Microsoft plugged 31 vulnerabilities June 9 in a hefty Patch Tuesday update.
In all, Microsoft released 10 security bulletins. Six of them are critical and address problems in Microsoft Word, Excel, Windows, Internet Explorer and Microsoft Works converters.
One of the most serious of the bulletins fixes eight Internet Explorer vulnerabilities, including one affecting IE 8 that was exploited at the CanSecWest conference. The most severe of the eight bugs can be exploited to allow remote code execution if a user visits a malicious Web page. In addition to being rated critical, the bulletin also received a “1” on Microsoft’s exploitability index, meaning that reliable exploit code is likely.
“If you’re running IE 8 on Windows XP or are concerned about intranet-based attacks, I would highly recommend putting this update on your high-priority ‘to do’ list,” Terri Forslof, TippingPoint’s manager of security response, said in a statement.
Two of the bulletins swat critical bugs in Microsoft Windows. MS09-18 fixes two vulnerabilities in implementations of Active Directory on Microsoft Windows 2000 Server and Windows Server 2003 and ADAM (Active Directory Application Mode) when installed on Windows XP Professional and Windows Server 2003. The other critical Windows bulletin affects Windows Print Spooler and addresses three bugs. The most serious of the vulnerabilities could allow a hacker to execute code remotely via a specially crafted RPC (remote procedure call) request.
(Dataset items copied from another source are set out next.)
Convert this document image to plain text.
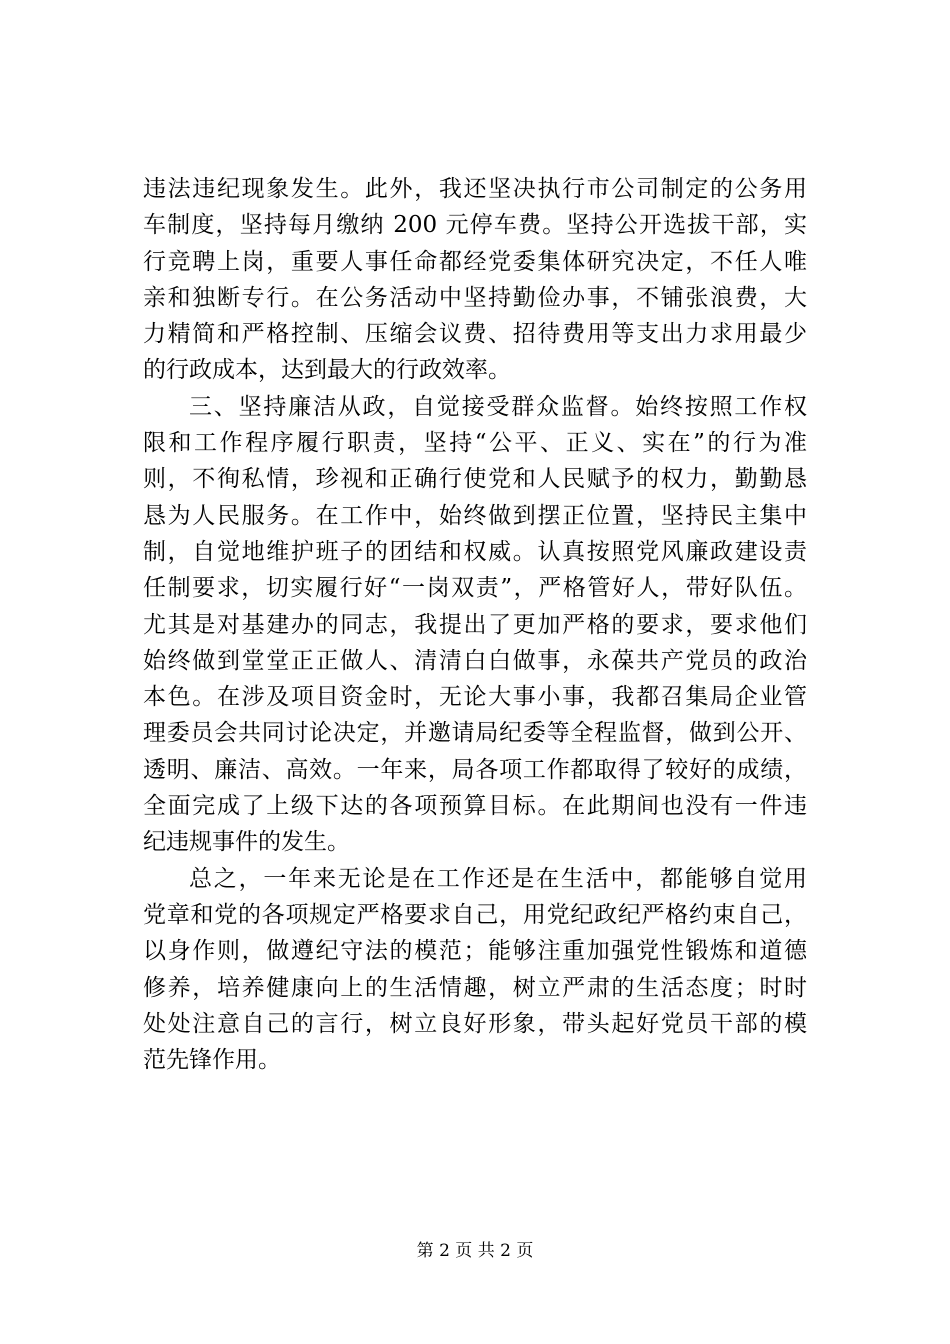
违法违纪现象发生。此外，我还坚决执行市公司制定的公务用
车制度，坚持每月缴纳 200 元停车费。坚持公开选拔干部，实
行竞聘上岗，重要人事任命都经党委集体研究决定，不任人唯
亲和独断专行。在公务活动中坚持勤俭办事，不铺张浪费，大
力精简和严格控制、压缩会议费、招待费用等支出力求用最少
的行政成本，达到最大的行政效率。
三、坚持廉洁从政，自觉接受群众监督。始终按照工作权
限和工作程序履行职责，坚持“公平、正义、实在”的行为准
则，不徇私情，珍视和正确行使党和人民赋予的权力，勤勤恳
恳为人民服务。在工作中，始终做到摆正位置，坚持民主集中
制，自觉地维护班子的团结和权威。认真按照党风廉政建设责
任制要求，切实履行好“一岗双责”，严格管好人，带好队伍。
尤其是对基建办的同志，我提出了更加严格的要求，要求他们
始终做到堂堂正正做人、清清白白做事，永葆共产党员的政治
本色。在涉及项目资金时，无论大事小事，我都召集局企业管
理委员会共同讨论决定，并邀请局纪委等全程监督，做到公开、
透明、廉洁、高效。一年来，局各项工作都取得了较好的成绩，
全面完成了上级下达的各项预算目标。在此期间也没有一件违
纪违规事件的发生。
总之，一年来无论是在工作还是在生活中，都能够自觉用
党章和党的各项规定严格要求自己，用党纪政纪严格约束自己，
以身作则，做遵纪守法的模范；能够注重加强党性锻炼和道德
修养，培养健康向上的生活情趣，树立严肃的生活态度；时时
处处注意自己的言行，树立良好形象，带头起好党员干部的模
范先锋作用。
第 2 页 共 2 页
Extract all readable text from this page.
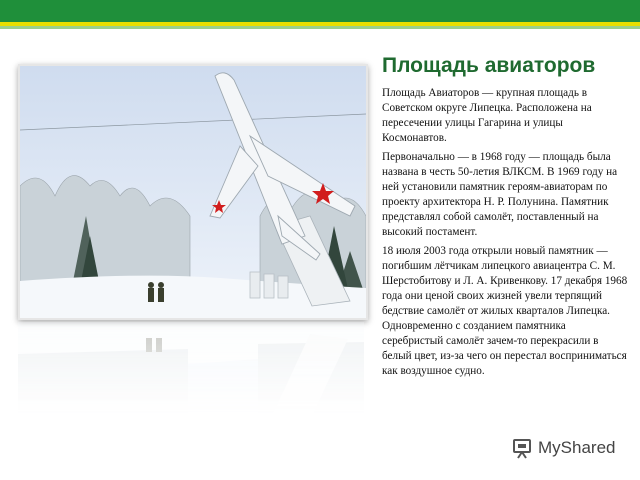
Площадь авиаторов

Площадь Авиаторов — крупная площадь в Советском округе Липецка. Расположена на пересечении улицы Гагарина и улицы Космонавтов.

Первоначально — в 1968 году — площадь была названа в честь 50-летия ВЛКСМ. В 1969 году на ней установили памятник героям-авиаторам по проекту архитектора Н. Р. Полунина. Памятник представлял собой самолёт, поставленный на высокий постамент.

18 июля 2003 года открыли новый памятник — погибшим лётчикам липецкого авиацентра С. М. Шерстобитову и Л. А. Кривенкову. 17 декабря 1968 года они ценой своих жизней увели терпящий бедствие самолёт от жилых кварталов Липецка. Одновременно с созданием памятника серебристый самолёт зачем-то перекрасили в белый цвет, из-за чего он перестал восприниматься как воздушное судно.

MyShared
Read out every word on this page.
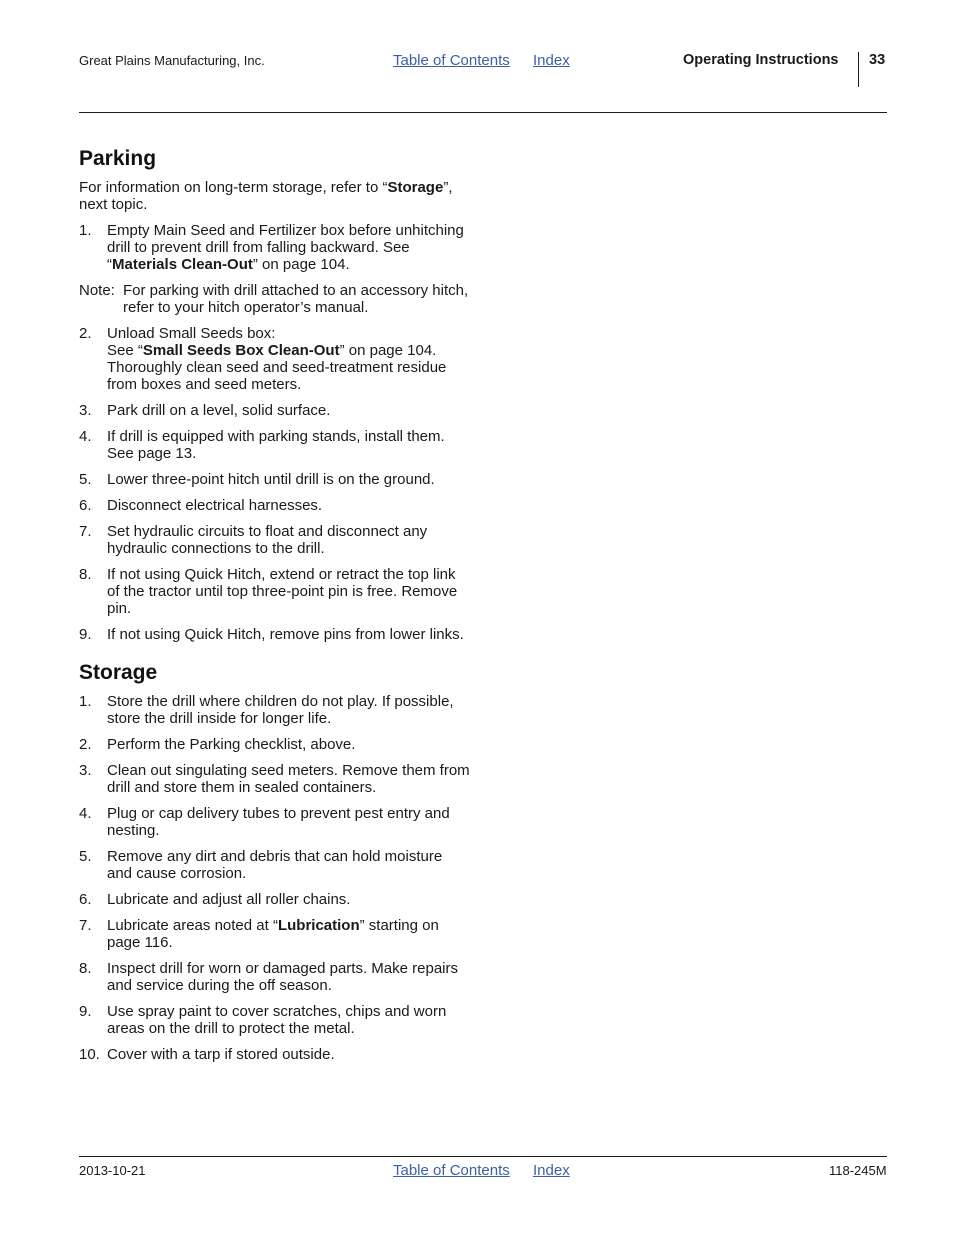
Great Plains Manufacturing, Inc.	Table of Contents Index	Operating Instructions 33
Parking

For information on long-term storage, refer to “Storage”, next topic.

1. Empty Main Seed and Fertilizer box before unhitching drill to prevent drill from falling backward. See “Materials Clean-Out” on page 104.
Note: For parking with drill attached to an accessory hitch, refer to your hitch operator’s manual.
2. Unload Small Seeds box:
See “Small Seeds Box Clean-Out” on page 104. Thoroughly clean seed and seed-treatment residue from boxes and seed meters.
3. Park drill on a level, solid surface.
4. If drill is equipped with parking stands, install them. See page 13.
5. Lower three-point hitch until drill is on the ground.
6. Disconnect electrical harnesses.
7. Set hydraulic circuits to float and disconnect any hydraulic connections to the drill.
8. If not using Quick Hitch, extend or retract the top link of the tractor until top three-point pin is free. Remove pin.
9. If not using Quick Hitch, remove pins from lower links.
Storage
1. Store the drill where children do not play. If possible, store the drill inside for longer life.
2. Perform the Parking checklist, above.
3. Clean out singulating seed meters. Remove them from drill and store them in sealed containers.
4. Plug or cap delivery tubes to prevent pest entry and nesting.
5. Remove any dirt and debris that can hold moisture and cause corrosion.
6. Lubricate and adjust all roller chains.
7. Lubricate areas noted at “Lubrication” starting on page 116.
8. Inspect drill for worn or damaged parts. Make repairs and service during the off season.
9. Use spray paint to cover scratches, chips and worn areas on the drill to protect the metal.
10. Cover with a tarp if stored outside.
2013-10-21	Table of Contents Index	118-245M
The Microsoft Word and Excel bulletins each resolve a number of remote code execution vulnerabilities, while MS08-024 deals with a single issue in the Microsoft Works converters. The four noncritical vulnerabilities include fixes for escalation of privilege issues in the Windows kernel, the WebDAV vulnerabilities Microsoft warned users about in May, a vulnerability in Windows Search and a bug in the Windows RPC facility.
Microsoft also released an update for Office for Mac and Microsoft Works to cover a PowerPoint vulnerability. Qualys CTO Wolfgang Kandek said the Active Directory vulnerabilities patched in MS09-018 are the most urgent on the server side, while administrators will have their hands full with a number of critical bugs affecting everything from Windows to Excel.
“June’s Patch Tuesday is generating a major workload for IT administrators,” Kandek said.